By merely soliciting students to staff tables and functions -- and by involving a small number of female undergraduates in a special dinner -- the University has failed to capitalize upon and utilize the wealth of resources at their hands. It is astounding that less than 3 percent of the undergraduate women have no knowledge of or part in this celebration.

An anniversary of this magnitude comes along only so often. Hopefully by the time the 150th rolls around, administrators will realize that one of the best ways to celebrate an anniversary of "women at Penn" is to involve the current "women at Penn."

Meredith Chiaccio

College '02

Ironic Commentary To the Editor:

Again, I am put off by one of Dan Fishback's columns ("Gay marriage debate not fodder for laughter," The Daily Pennsylvanian, 10/29/01). Despite what he attempts to put forth, his argument has already been crippled by what I have heard of his behavior at the PennForum debate.

I thought that the point of the PennForum was for ideas of all kinds to be brought before Penn students as fairly as possible. While the laughter that infected the debate should not be labeled specifically as Fishback's fault -- I do applaud him recognizing its rudeness -- his much-noted smugness at the debate (and even in his column) betrays a certain appreciation for it. Now he writes a column condemning the laughter while claiming that it was actually an ironic comment on how society feels about gay marriage?

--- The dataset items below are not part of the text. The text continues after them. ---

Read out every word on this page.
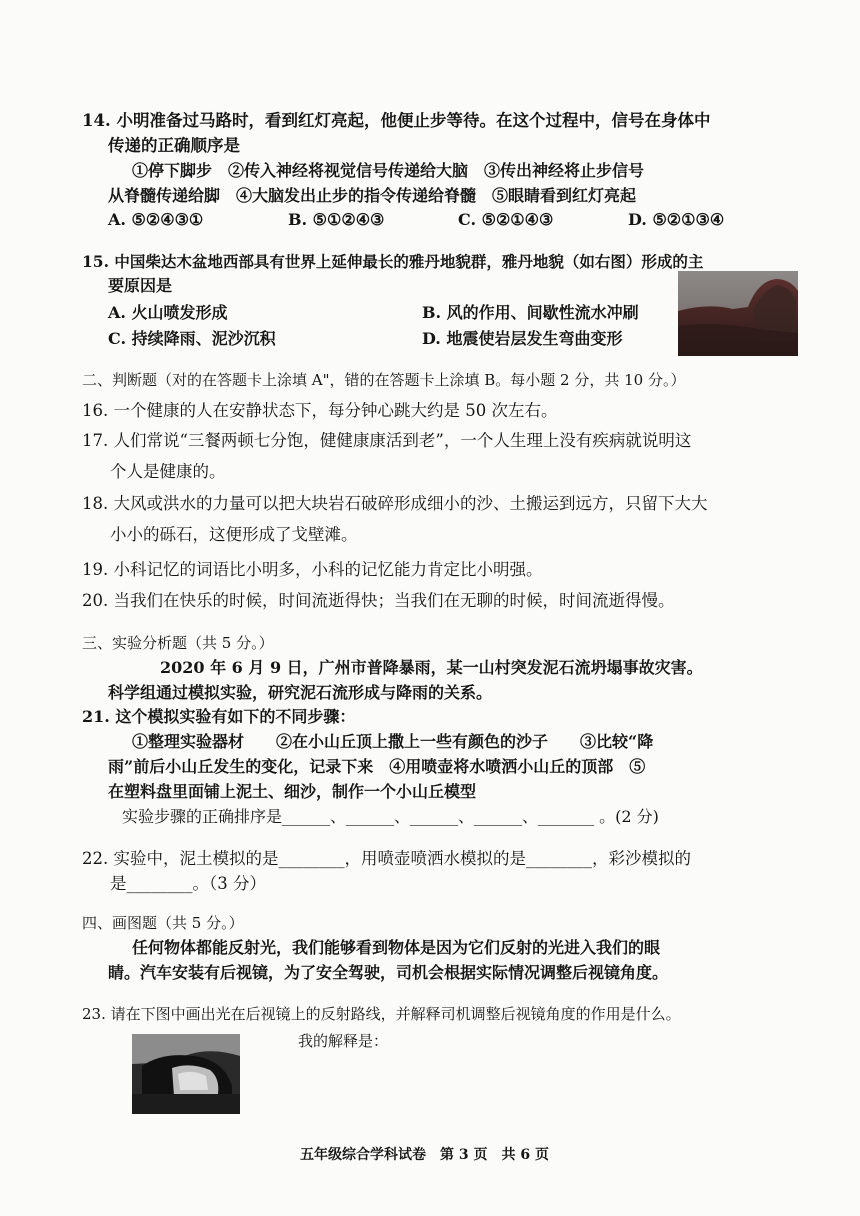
14. 小明准备过马路时，看到红灯亮起，他便止步等待。在这个过程中，信号在身体中
传递的正确顺序是
①停下脚步　②传入神经将视觉信号传递给大脑　③传出神经将止步信号
从脊髓传递给脚　④大脑发出止步的指令传递给脊髓　⑤眼睛看到红灯亮起
A. ⑤②④③①	B. ⑤①②④③	C. ⑤②①④③	D. ⑤②①③④
15. 中国柴达木盆地西部具有世界上延伸最长的雅丹地貌群，雅丹地貌（如右图）形成的主
要原因是
A. 火山喷发形成	B. 风的作用、间歇性流水冲刷
C. 持续降雨、泥沙沉积	D. 地震使岩层发生弯曲变形
二、判断题（对的在答题卡上涂填 A"，错的在答题卡上涂填 B。每小题 2 分，共 10 分。）
16. 一个健康的人在安静状态下，每分钟心跳大约是 50 次左右。
17. 人们常说“三餐两顿七分饱，健健康康活到老”，一个人生理上没有疾病就说明这
个人是健康的。
18. 大风或洪水的力量可以把大块岩石破碎形成细小的沙、土搬运到远方，只留下大大
小小的砾石，这便形成了戈壁滩。
19. 小科记忆的词语比小明多，小科的记忆能力肯定比小明强。
20. 当我们在快乐的时候，时间流逝得快；当我们在无聊的时候，时间流逝得慢。
三、实验分析题（共 5 分。）
2020 年 6 月 9 日，广州市普降暴雨，某一山村突发泥石流坍塌事故灾害。
科学组通过模拟实验，研究泥石流形成与降雨的关系。
21. 这个模拟实验有如下的不同步骤：
①整理实验器材　　②在小山丘顶上撒上一些有颜色的沙子　　③比较“降
雨”前后小山丘发生的变化，记录下来　④用喷壶将水喷洒小山丘的顶部　⑤
在塑料盘里面铺上泥土、细沙，制作一个小山丘模型
实验步骤的正确排序是______、______、______、______、_______ 。(2 分)
22. 实验中，泥土模拟的是________，用喷壶喷洒水模拟的是________，彩沙模拟的
是________。（3 分）
四、画图题（共 5 分。）
任何物体都能反射光，我们能够看到物体是因为它们反射的光进入我们的眼
睛。汽车安装有后视镜，为了安全驾驶，司机会根据实际情况调整后视镜角度。
23. 请在下图中画出光在后视镜上的反射路线，并解释司机调整后视镜角度的作用是什么。
我的解释是：
五年级综合学科试卷　第 3 页　共 6 页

And he pulls the faux-saintly act of "fixing" things with some ill-considered napkin philosophy that compares his conservative opponents to the Taliban? Ouch. I now understand why legalizing gay marriage is such uphill battle.

Seems to me that Fishback is both not a pretty boy and not a pretty good proponent of the issues he supports -- much to the disappointment of those who take such issues seriously.

Kane Anderson

College '01

Haphazard headline To the Editor:

I would like to express my dissatisfaction with your headline article of October 29 ("Wharton junior commits suicide," DP) and some of the articles related to this tragic event. This news item may be widely perceived as a matter of public concern, but the treatment afforded by a front-page article and banner headline in the DP seems decidedly insensitive.

The provision of extraneous details of the suicide and a catalog of primarily speculative comments from acquaintances serves no function other than to dramatize the event. Interspersing these articles with occasional conjecture on what might have averted this tragedy is pernicious and takes scant note of the media's potential influence on suicide.

Some of the more personal information, such as details of Jose Joseph's relationships and comments made by him shortly before he died, should have remained private if only as a mark of respect to his family.

I think the balance between reporting for the public interest and treating a sensitive issue in a careful and circumspect manner is somewhat lacking in your coverage of this issue.